Originally Posted by
uh_no
While somewhat enlightening, the chosen number of minutes (15 and 10) are somewhat arbitrary and make the analysis somewhat contrived.
The question we want to ask is, what determines whether someone is in the rotation or not? Sometimes that is very fuzzy. It would seem that if you ordered players on a team by playing time, there should be a point when you say "this guy was in the rotation and this guy was not" You used 15 and 10 minutes, but how do we know that the team didn't have a handful of people at 9 minutes? In essence, we don't.
I think a better way to do this would be to ask the question "what does the distribution of minutes look like across the team"
To do this, we'd start by ordering players by minutes played and graphing the minutes played vs player, which should yield some monotonically decreasing graph. While we could look at this graph and figure out how minutes are used, we'd like 1 or 2 individual metrics to describe usage.
The next step is to calculate the expected value, in other words, from a high level, how for a given minute, what is the average index of the player who used that minute. You do this by sorting the values for minutes played for each player on the team (highest to lowest) and then for each minute value, mutliply the value by its place in the list (1 for the highest minute value, 2 for the next highest....N for the Nth highest) finally dividing the sum of all those by the number of players:
(1*minutes(1)+2*minutes(2)+....N*minutes(N))/200
The higher this number, the more deep the minutes are distributed. This is a good starting point. For teams such as our 2010 title team, the number will be somewhere around 3.5. A team with 10 guys playing 20 minutes scores 5.5. A team with 5 guys playing 40 minutes each scores a 3.

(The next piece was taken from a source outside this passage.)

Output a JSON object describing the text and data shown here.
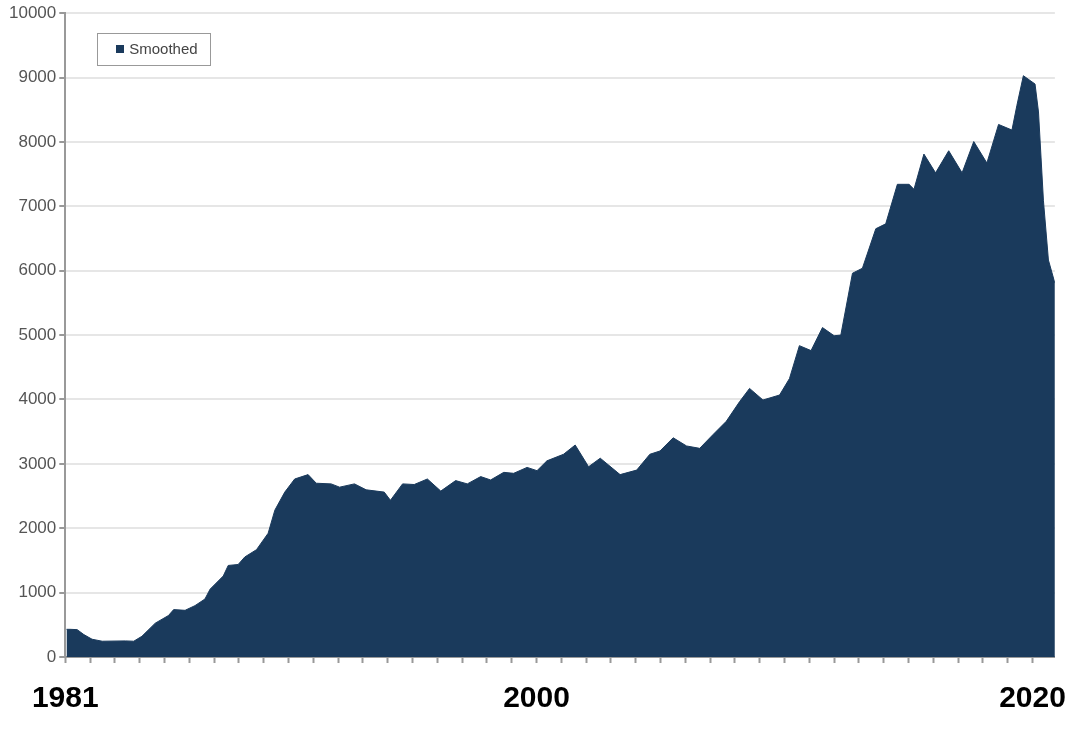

This can be broken, though, as we can (however unlikely) have a team where one or two players get a huge number of minutes while the next 8 get medium minutes which looks identical to a team where the top 7 players play all the minutes equally per the metric i just derived...so how do we come up with a metric which differentiates these two cases? We can compute the kurtosis of minutes away from the top minute getter. This is effectively just the same as the above number, except we take the 4th power of the index
4throot((1*minutes(1)+2^4*minutes(2)+...N^4*minute s(N))/200)
Similar to the above number, the higher the number, the more deeply they are distributed. But in this case, we effectively nullify the amount that the starters play and get a good idea of how deeply the bench is used.
Between these two numbers we will get an idea of both overall how are the minutes distributed, as well as how deeply the bench is used.
If I get a chance I will run a couple teams through this metric to get some baseline numbers and see if we can actually gain something out of this.
This has the added benefit of giving a much more fine grained output than simply number of players who played x minutes.